There. I said it. Sometimes I try not to. Other times I say it more than I probably need to. Both are ways to deal with an unexpected (and truthfully, unwanted) change in my life. Our family’s life.
We have known for a while, but I think it’s safe to publicly say now as the decision has been public for a couple weeks. But for quite a bit longer than that we have been thinking and talking together with our friends through the various elements of their big decision. They are quite excited. It’s a great new opportunity for them, and seems to them to be exactly what God has prepared them for. They were expecting a new chapter in their life and it looks like this is it!
For us there are much more mixed emotions.
On the one hand, we are of course excited for our friends. We love them and you can’t help but be excited along with people you love. You are excited when they are excited. You hurt when they hurt. And so on. But on the other hand, it will be very different with them gone.

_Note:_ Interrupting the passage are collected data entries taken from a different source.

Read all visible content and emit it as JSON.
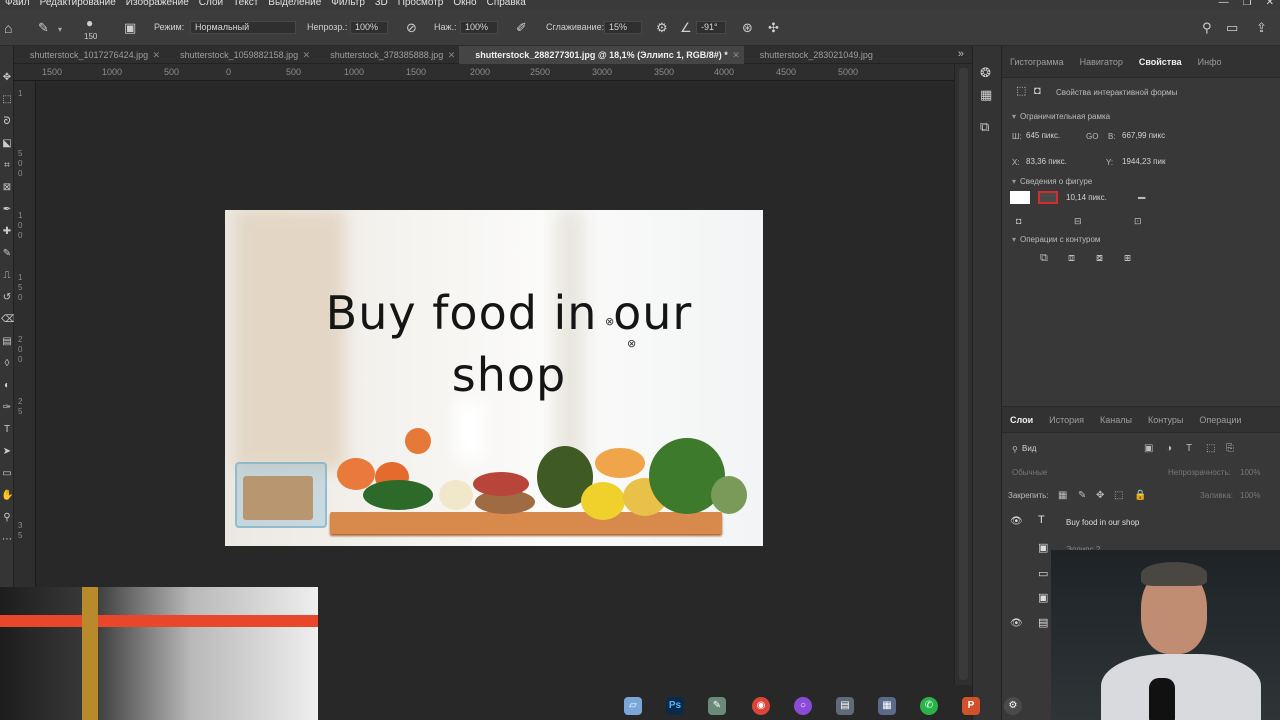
{
  "menubar": {
    "items": [
      "Файл",
      "Редактирование",
      "Изображение",
      "Слои",
      "Текст",
      "Выделение",
      "Фильтр",
      "3D",
      "Просмотр",
      "Окно",
      "Справка"
    ]
  },
  "options": {
    "brush_size": "150",
    "mode_label": "Режим:",
    "mode_value": "Нормальный",
    "opacity_label": "Непрозр.:",
    "opacity_value": "100%",
    "pressure_label": "Наж.:",
    "pressure_value": "100%",
    "smoothing_label": "Сглаживание:",
    "smoothing_value": "15%",
    "angle_value": "-91°"
  },
  "tabs": [
    {
      "label": "shutterstock_1017276424.jpg",
      "active": false
    },
    {
      "label": "shutterstock_1059882158.jpg",
      "active": false
    },
    {
      "label": "shutterstock_378385888.jpg",
      "active": false
    },
    {
      "label": "shutterstock_288277301.jpg @ 18,1% (Эллипс 1, RGB/8#) *",
      "active": true
    },
    {
      "label": "shutterstock_283021049.jpg",
      "active": false
    }
  ],
  "ruler": {
    "h_ticks": [
      "1500",
      "1000",
      "500",
      "0",
      "500",
      "1000",
      "1500",
      "2000",
      "2500",
      "3000",
      "3500",
      "4000",
      "4500",
      "5000"
    ],
    "v_ticks": [
      "1",
      "5",
      "0",
      "0",
      "1",
      "0",
      "0",
      "1",
      "5",
      "0",
      "2",
      "0",
      "0",
      "2",
      "5",
      "3",
      "5"
    ]
  },
  "canvas": {
    "headline_line1": "Buy food in our",
    "headline_line2": "shop"
  },
  "panel_top": {
    "tabs": [
      "Гистограмма",
      "Навигатор",
      "Свойства",
      "Инфо"
    ],
    "active_tab": "Свойства",
    "props_title": "Свойства интерактивной формы",
    "bounding_box": "Ограничительная рамка",
    "w_label": "Ш:",
    "w_value": "645 пикс.",
    "link_label": "GO",
    "h_label": "В:",
    "h_value": "667,99 пикс",
    "x_label": "X:",
    "x_value": "83,36 пикс.",
    "y_label": "Y:",
    "y_value": "1944,23 пик",
    "shape_info": "Сведения о фигуре",
    "stroke_width": "10,14 пикс.",
    "path_ops": "Операции с контуром"
  },
  "panel_bottom": {
    "tabs": [
      "Слои",
      "История",
      "Каналы",
      "Контуры",
      "Операции"
    ],
    "active_tab": "Слои",
    "filter_label": "Вид",
    "blend_mode": "Обычные",
    "opacity_label": "Непрозрачность:",
    "opacity_value": "100%",
    "lock_label": "Закрепить:",
    "fill_label": "Заливка:",
    "fill_value": "100%",
    "layers": [
      {
        "name": "Buy food in our shop",
        "type": "text",
        "visible": true
      },
      {
        "name": "Эллипс 2",
        "type": "shape",
        "visible": false
      },
      {
        "name": "",
        "type": "shape",
        "visible": false
      },
      {
        "name": "",
        "type": "shape",
        "visible": false
      },
      {
        "name": "",
        "type": "image",
        "visible": true
      }
    ]
  },
  "taskbar": {
    "apps": [
      "files",
      "Ps",
      "brush-app",
      "chrome",
      "circle-app",
      "folder",
      "store",
      "whatsapp",
      "Ps-orange",
      "gear-app"
    ]
  }
}
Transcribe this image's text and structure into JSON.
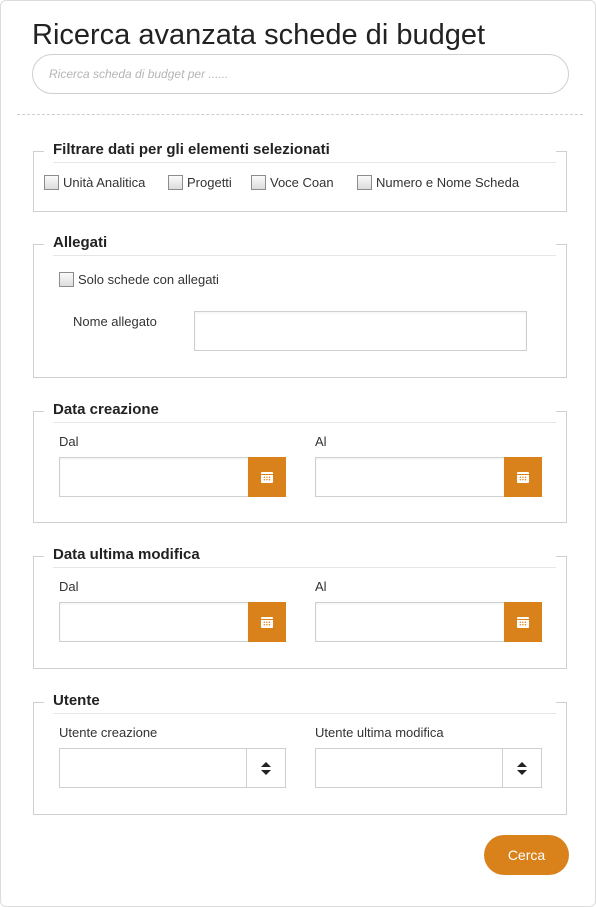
{
  "title": "Ricerca avanzata schede di budget",
  "search": {
    "placeholder": "Ricerca scheda di budget per ......"
  },
  "filters": {
    "legend": "Filtrare dati per gli elementi selezionati",
    "options": [
      {
        "label": "Unità Analitica",
        "checked": false
      },
      {
        "label": "Progetti",
        "checked": false
      },
      {
        "label": "Voce Coan",
        "checked": false
      },
      {
        "label": "Numero e Nome Scheda",
        "checked": false
      }
    ]
  },
  "attachments": {
    "legend": "Allegati",
    "only_with_attachments": {
      "label": "Solo schede con allegati",
      "checked": false
    },
    "attachment_name_label": "Nome allegato",
    "attachment_name_value": ""
  },
  "created": {
    "legend": "Data creazione",
    "from_label": "Dal",
    "to_label": "Al",
    "from_value": "",
    "to_value": ""
  },
  "modified": {
    "legend": "Data ultima modifica",
    "from_label": "Dal",
    "to_label": "Al",
    "from_value": "",
    "to_value": ""
  },
  "user": {
    "legend": "Utente",
    "created_by_label": "Utente creazione",
    "modified_by_label": "Utente ultima modifica",
    "created_by_value": "",
    "modified_by_value": ""
  },
  "actions": {
    "search_label": "Cerca"
  },
  "colors": {
    "accent": "#d9821b",
    "border": "#cfcfcf",
    "text": "#333333"
  },
  "icons": {
    "date_button": "calendar-icon",
    "select_button": "sort-arrows-icon"
  }
}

Of course I know that life is change. “The only thing certain in life is that life is not certain,” or something like that. Life is all about changes. Chapters, if you will. And we have actually had a good two or three chapters with these friends. Going way back to college days (chapter one) and then moving together to work at the same church in upstate NY (chapter two). Then bring Jen back into the equation after her one-year internship in Indiana (chapter three) and then we both started having children (chapter four) and maybe even add one more chapter for when we both had finished our time at the church that brought us to this town in the first place (chapter five).
That’s a lot of chapters.
And there will be more. Perhaps only one more. (The “rest of life” chapter.) But how can you ever know? If change is the only certain thing in life, who knows if we might meet up again somewhere down the road?
But for now… I’ve mostly just been sad.
When someone dies, people are affected in different ways. The people who spend the most time with the lost loved one are of course affected the most. We saw this when Jen’s brother died. Her parents were devastated for a long time. They had poured their lives into him. He lived with them again, and so they were spending every day with him. We were all hurt by the loss, but I believe they were affected the most.
In a way, it’s similar with our friends. No… they aren’t dying. 🙂 I’m grateful for Skype and e-mail and phone calls (and the occasional visit!). The similarity for me is just in the closeness both emotionally and in time spent together. These friends are the ones we share the most life with. Often at least a couple visits in a week, and of course every birthday and other special day. (We have lots of those….) 🙂 Our kids call them “aunt” and “uncle” as well, which is intended to reveal a closer relationship. We have a few other friends whom our kids call “aunt” and “uncle” but none fit quite as appropriately. We have joked since our first children were born (we had a boy and they had a girl) that our kids might one day be married. And I guess we just assumed they would at least grow up together.
It will definitely be hard when they leave. It’s nice that the end of this chapter – this section – is not abrupt. They will have a few more months of tying up things here. For now, we’re enjoying the last part of this chapter.
And I know there will be more. And I’m grateful for the five (or more) that we have had. And life will be full of many more chapters.
It’s still not always fun to move on.